The start of a new school year is approaching and whether students go to the same school they did last year or a new one this coming year, they will be frequently asked, “What is your name?” It’s a foundational question that forms a beginning point for a relationship. We want to know each other, and that typically starts with the sharing of names.
Your Name and Your Story
Ancient cultures were also concerned with the question of identity. They weren’t as obsessed as we are with identity politics, but they did care about certain basic things. They often asked, just as we do, “What is your name? Who are your parents? Where are you from?” In fact, the development of our system of names whereby we have multiple names — first name, middle name, and last name — was connected with these foundational questions about family, parents, and origins.
The study of names is fascinating. Throughout cultures — and in the Christian Scriptures — names are closely related to your reputation, your honor, your origins, your parents, and, in many instances, unusual circumstances that surrounded your birth. In these ways, our names point to our past, but sometimes names can point to the future. Jesus received his name because it was prophesied of him that he would “save his people from their sins” (Matthew 1:21). In a similar way, sometimes parents choose certain names because they reflect the hopes and aspirations they have for their children.

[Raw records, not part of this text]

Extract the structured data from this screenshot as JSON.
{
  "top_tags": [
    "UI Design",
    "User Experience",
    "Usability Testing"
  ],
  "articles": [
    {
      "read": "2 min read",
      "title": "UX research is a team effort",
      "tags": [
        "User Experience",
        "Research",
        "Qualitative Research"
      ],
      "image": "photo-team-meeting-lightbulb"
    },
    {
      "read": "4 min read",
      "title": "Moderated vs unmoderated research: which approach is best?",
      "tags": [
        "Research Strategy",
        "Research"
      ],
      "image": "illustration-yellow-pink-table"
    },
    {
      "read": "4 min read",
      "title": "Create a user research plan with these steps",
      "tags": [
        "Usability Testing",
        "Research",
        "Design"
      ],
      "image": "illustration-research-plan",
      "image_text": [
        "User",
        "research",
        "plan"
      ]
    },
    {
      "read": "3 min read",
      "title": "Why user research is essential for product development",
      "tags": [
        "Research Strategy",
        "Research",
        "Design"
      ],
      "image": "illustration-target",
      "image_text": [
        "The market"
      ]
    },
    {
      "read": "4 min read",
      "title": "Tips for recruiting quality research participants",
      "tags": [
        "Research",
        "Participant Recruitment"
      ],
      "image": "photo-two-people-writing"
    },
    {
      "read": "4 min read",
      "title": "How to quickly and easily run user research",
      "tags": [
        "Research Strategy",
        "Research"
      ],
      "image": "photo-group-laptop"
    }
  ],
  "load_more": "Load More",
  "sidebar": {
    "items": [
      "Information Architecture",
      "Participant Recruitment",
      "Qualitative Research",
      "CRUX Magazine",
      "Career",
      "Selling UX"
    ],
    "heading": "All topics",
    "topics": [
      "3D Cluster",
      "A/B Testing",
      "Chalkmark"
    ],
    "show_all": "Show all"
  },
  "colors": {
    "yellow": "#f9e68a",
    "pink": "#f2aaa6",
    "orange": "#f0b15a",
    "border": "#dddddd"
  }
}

And of course, it was common historically and still is today to associate our name with who we are and what we do. That’s why we get some nicknames, because the name tells a story. It says something about what you do, or maybe something you’ve done, or possibly something amusing that people remember you by.
Your name can be associated with honor and heroism, or your name can develop a bad reputation. The expression to “make a name for yourself” points to this very human aspiration to be known, to be recognized, to achieve recognized goals, and to “be somebody.” Your name is important because it is tied to your history, your reputation, and your future.
A New Name
And then there’s the notion of a new name. The Christian Scriptures often point to people who were given a new name to reflect the start of a new life, especially new goals and aspirations. Or maybe a new mission and a new purpose. (Genesis 17:3-5, 17:15-16, Genesis 32:22-32, Matthew 16:16-18, Mark 3:13-19)
For the last several years, I’ve been writing a series of young adult fantasy books. I just sent book 3 in this Hamelin Stoop series to the copy editors. It should be published in December. The entire series revolves around a boy who was abandoned, but he longs to know his family, his real name, who he is, and what he’s supposed to do. In many ways that’s what all of us want, to know our purpose and who we truly are.
You might also like Philippians: What is the Goal of the Christian Life?
Determine What Your Name Will Mean to Others
Whether or not you’re a student starting a new school year, right now is the time to make a plan. Start today – be determined to associate your name with habits of discipline, hard work, integrity, kindness, and faith. All of those things that point to us as people who have a mission and purpose in life, who have things to do that are worthy of the name we bear.